Dans une fonderie située près de Paris, il y avait un ouvrier qui avait reçu autrefois une certaine éducation. Mais des revers de fortune l'avaient obligé à chercher du travail.
Un jour, il fit un faux pas, tendit ses mains en avant pour amortir sa chute, et sa main droite alla malheureusement s'étendre sur un morceau de fer rouge qui la brûla jusqu'à l'os. Le malheureux subit l'amputation avec courage; mais il ne souffrit pas avec un courage égal une infortune qui le privait, lui, sa femme et ses quatre enfants, du pain quotidien; ses plaintes s'exhalaient en affreux blasphèmes.
Informée de sa triste situation par une bonne-soeur de charité, la comtesse *** se hâta d'accourir.

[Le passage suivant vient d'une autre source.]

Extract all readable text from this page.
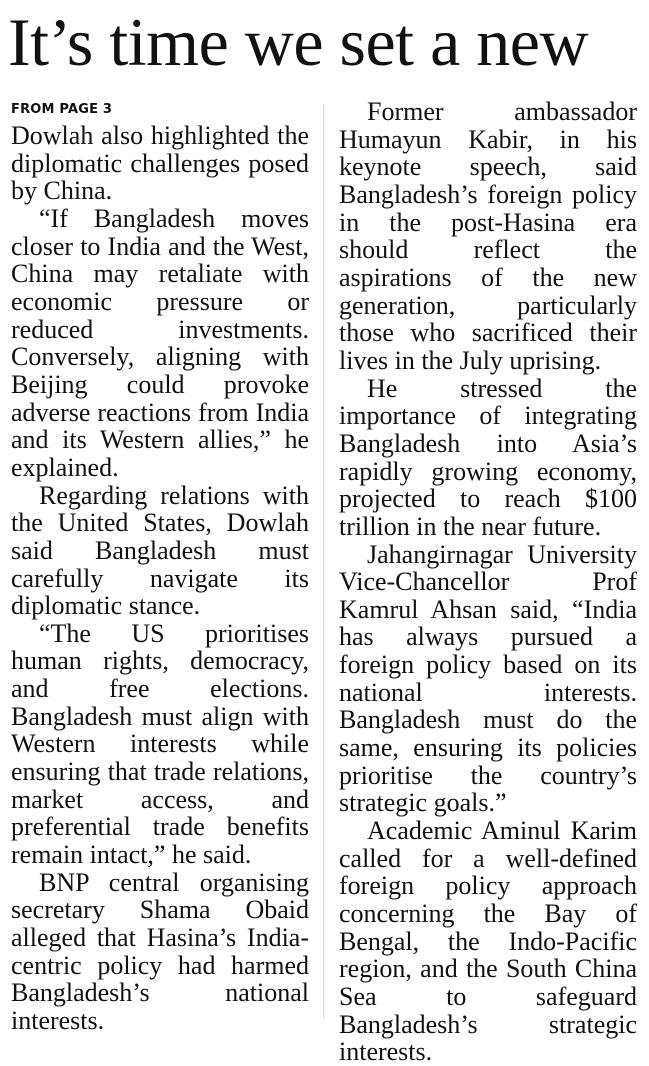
It’s time we set a new
FROM PAGE 3

Dowlah also highlighted the diplomatic challenges posed by China.

“If Bangladesh moves closer to India and the West, China may retaliate with economic pressure or reduced investments. Conversely, aligning with Beijing could provoke adverse reactions from India and its Western allies,” he explained.

Regarding relations with the United States, Dowlah said Bangladesh must carefully navigate its diplomatic stance.

“The US prioritises human rights, democracy, and free elections. Bangladesh must align with Western interests while ensuring that trade relations, market access, and preferential trade benefits remain intact,” he said.

BNP central organising secretary Shama Obaid alleged that Hasina’s India-centric policy had harmed Bangladesh’s national interests.

Former ambassador Humayun Kabir, in his keynote speech, said Bangladesh’s foreign policy in the post-Hasina era should reflect the aspirations of the new generation, particularly those who sacrificed their lives in the July uprising.

He stressed the importance of integrating Bangladesh into Asia’s rapidly growing economy, projected to reach $100 trillion in the near future.

Jahangirnagar University Vice-Chancellor Prof Kamrul Ahsan said, “India has always pursued a foreign policy based on its national interests. Bangladesh must do the same, ensuring its policies prioritise the country’s strategic goals.”

Academic Aminul Karim called for a well-defined foreign policy approach concerning the Bay of Bengal, the Indo-Pacific region, and the South China Sea to safeguard Bangladesh’s strategic interests.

Elle prodigua avec ses secours les bonnes paroles, multiplia ses visites, ses cadeaux, ses encouragements.
L'ouvrier la recevait froidement, acceptait tout poliment, remerciait sèchement et, dès que la charitable comtesse avait franchi le seuil de la mansarde, il se tournait vers sa femme et lui disait d'un ton railleur: «Les visites de cette dame sont bien intéressées, j'en suis sûr, c'est en vue des prochaines élections qu'elle nous vient en aide.»
Tout en partageant les sentiments de son mari, Annette ne parlait pas comme lui. Elle faisait bonne mine à la comtesse afin que les dons en faveur de ses enfants fussent augmentés.
Mais son coeur restait fermé, et la généreuse bienfaitrice ne se faisait pas illusion sur les vrais sentiments de sa protégée.